Cumprindo já o objetivo de fazer o SUS se transformar num sistema realmente exemplar, o grupo de estudos operacionais tem estado em contato com diversos setores da saúde e dado a sua contribuição ao país. “Temos sede em Ribeirão Preto, mas temos projetos multicêntricos em todo o país. Em Ribeirão, temos uma parceria com total apoio da Secretaria de Saúde, e quem ganha é a cidade e a população como um todo. Já tivemos reuniões com vários secretários de saúde nos estados e temos reuniões periódicas em nível de Ministério da Saúde, já com várias propostas que têm sido bem vistas. E há o interesse em implementá-las. Um desses projetos é o de  'protocolos de políticas públicas de  assistência',  que são de muito interesse do Ministério”, informa. 
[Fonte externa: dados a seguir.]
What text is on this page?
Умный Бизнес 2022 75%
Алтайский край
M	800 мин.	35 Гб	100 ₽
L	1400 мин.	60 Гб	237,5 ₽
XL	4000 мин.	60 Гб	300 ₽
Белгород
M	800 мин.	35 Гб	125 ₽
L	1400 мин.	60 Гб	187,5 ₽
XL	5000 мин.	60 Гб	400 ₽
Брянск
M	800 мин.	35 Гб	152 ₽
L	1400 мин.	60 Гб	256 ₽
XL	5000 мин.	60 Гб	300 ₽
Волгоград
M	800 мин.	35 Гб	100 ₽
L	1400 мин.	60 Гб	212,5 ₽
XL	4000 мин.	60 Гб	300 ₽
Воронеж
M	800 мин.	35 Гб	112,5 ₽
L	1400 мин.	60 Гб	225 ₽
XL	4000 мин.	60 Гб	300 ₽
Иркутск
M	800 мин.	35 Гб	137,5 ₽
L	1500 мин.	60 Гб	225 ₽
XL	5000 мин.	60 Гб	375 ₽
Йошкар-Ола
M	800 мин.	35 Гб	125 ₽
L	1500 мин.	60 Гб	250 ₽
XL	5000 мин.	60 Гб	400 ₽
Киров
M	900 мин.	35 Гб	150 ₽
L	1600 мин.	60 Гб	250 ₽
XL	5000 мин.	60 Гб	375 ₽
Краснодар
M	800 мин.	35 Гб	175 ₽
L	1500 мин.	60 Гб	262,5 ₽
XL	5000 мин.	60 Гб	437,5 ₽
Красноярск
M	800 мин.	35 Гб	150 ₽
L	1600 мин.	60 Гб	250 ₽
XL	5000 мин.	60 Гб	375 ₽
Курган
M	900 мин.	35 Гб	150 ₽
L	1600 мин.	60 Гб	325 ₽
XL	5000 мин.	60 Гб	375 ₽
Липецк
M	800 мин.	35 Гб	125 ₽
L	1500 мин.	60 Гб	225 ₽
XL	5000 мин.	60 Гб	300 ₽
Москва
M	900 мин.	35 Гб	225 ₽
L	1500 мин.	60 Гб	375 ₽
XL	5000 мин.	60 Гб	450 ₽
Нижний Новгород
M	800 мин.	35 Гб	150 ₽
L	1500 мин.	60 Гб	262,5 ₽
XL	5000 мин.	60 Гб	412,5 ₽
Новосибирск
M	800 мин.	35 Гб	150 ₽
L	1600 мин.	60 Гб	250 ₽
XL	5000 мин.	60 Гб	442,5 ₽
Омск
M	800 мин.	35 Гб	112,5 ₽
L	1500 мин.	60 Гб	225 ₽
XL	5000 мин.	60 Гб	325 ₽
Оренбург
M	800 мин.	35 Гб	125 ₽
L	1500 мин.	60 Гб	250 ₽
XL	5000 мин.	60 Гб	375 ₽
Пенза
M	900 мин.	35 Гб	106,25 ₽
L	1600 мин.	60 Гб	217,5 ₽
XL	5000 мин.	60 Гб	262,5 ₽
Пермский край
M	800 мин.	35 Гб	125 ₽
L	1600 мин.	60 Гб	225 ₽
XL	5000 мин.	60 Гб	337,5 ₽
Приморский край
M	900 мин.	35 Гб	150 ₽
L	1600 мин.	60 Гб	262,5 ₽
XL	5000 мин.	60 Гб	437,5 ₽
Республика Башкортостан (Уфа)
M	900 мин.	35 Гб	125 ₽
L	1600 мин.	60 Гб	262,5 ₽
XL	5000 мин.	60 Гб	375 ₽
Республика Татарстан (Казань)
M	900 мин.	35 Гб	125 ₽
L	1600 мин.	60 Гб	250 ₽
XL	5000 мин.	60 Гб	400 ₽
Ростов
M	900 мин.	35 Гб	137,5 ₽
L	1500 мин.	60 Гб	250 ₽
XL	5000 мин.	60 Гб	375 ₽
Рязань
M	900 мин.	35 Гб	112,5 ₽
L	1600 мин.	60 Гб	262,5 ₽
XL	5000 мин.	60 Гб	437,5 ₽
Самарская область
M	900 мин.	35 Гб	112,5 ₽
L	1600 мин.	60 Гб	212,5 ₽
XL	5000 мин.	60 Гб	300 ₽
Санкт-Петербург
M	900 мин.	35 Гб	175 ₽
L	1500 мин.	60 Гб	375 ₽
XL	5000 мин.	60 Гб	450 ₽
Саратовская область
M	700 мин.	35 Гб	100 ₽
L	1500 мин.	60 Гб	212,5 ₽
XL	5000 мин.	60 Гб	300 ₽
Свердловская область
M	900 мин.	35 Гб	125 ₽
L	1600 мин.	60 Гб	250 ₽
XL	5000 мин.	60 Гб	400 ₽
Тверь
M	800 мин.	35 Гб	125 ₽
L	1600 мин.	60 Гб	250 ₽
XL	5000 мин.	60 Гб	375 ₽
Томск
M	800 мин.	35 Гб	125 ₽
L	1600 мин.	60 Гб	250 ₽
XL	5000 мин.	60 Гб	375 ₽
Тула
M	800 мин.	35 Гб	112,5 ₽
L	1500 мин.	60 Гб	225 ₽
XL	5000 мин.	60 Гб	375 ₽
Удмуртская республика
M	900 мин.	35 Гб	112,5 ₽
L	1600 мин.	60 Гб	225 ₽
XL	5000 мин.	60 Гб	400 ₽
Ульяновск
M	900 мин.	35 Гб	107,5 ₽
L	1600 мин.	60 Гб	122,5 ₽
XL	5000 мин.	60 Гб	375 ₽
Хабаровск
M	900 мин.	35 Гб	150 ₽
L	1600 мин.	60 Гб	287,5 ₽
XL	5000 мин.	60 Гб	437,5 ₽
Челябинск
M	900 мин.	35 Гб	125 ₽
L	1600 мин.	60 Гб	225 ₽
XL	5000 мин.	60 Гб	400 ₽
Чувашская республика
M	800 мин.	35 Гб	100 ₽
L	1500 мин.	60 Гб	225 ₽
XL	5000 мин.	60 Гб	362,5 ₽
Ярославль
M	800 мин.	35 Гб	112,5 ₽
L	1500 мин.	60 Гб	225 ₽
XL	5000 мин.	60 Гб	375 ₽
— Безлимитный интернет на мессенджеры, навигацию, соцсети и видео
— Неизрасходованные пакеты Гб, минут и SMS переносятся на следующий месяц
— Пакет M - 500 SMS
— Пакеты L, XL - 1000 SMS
Explicando o projeto, Gabriela diz que ele vai direcionar as políticas públicas de acordo com a realidade de cada região. “Hoje as políticas públicas são jogadas de cima para baixo, para o país inteiro, e os locais acabam não atingindo as metas, porque, muitas vezes, as pessoas não sabem nem pra que fazer aquilo, nem como implementá-las. Ou seja, aquele tipo de política pública não atende às necessidades daquele lugar. São realidades e necessidades completamente diferentes,  por isso as políticas públicas têm que ser diferenciadas. Ficamos felizes com o interesse do Ministério e esperamos que de fato seja levado a efeito”, destaca.  

 

Temos que investir em Educação

 

Até o fim de junho, o GEOTB permaneceju no Mato Grosso e na Bahia. Nesta segunda-feira segue para a China, para o Congresso Internacional, a partir do dia 15, e, em agosto, segue para a Espanha, representado por Gabriela e outra doutoranda, onde permanecerão por seis meses. Outros países ainda serão visitados para complementar os dados, e partir para a finalização da tese. 

Questionada se estava no roteiro do grupo uma visita a Cuba, para conhecer o seu Sistema Nacional de Saúde, referência mundial sobre saúde pública, Gabi, disse que o grupo não tinha contato com universidades ou pesquisadores de Cuba. Através de emeio, Gabi nos respondeu mais tarde:  “Isso poderia ser muito interessante para nós. Conversei a respeito com o grupo de pesquisa e estamos articulando contatos para viabilizar essa aproximação que permitiria várias trocas. Como o meio da pesquisa é muito vinculado à contatos e articulações, acaba ficando um pouco limitado a existência desses contratos, por isso não está no roteiro do grupo, ainda”. 

Com uma visão muito forte de cidadania, Gabriela é também exemplo de uma jovem altruísta. Na sua mensagem a outros jovens universitários, recomenda, em primeiro lugar, a formação educacional.  “Temos que investir, primeiramente, na educação, nunca desistir, ir atrás, se dedicar aos estudos, se formar e formar bem naquilo que gosta, para depois  devolver isso de alguma forma para a sociedade. Penso que, nós que estudamos em escolas públicas, de uma forma ou outra, temos a obrigação de devolver isso à sociedade , não deixar que isso se perca”, afirma.  

Gabriela sente também que toda formação quando é bem feita muitas oportunidades aparecem. “O mundo nos dá muitas oportunidades, muitas portas são abertas quando nos formamos bem. Todas as nossas viagens são financiadas pela Fundação de Amparo do Estado de São Paulo (Fapesp), pelo CNPQ e  CAPES, tudo isso, pelo meu esforço desde o início dos estudos. Meu sonho sempre foi ingressar na USP e tive isso como meta e muitas oportunidades têm surgido”, reconhece, agradecida.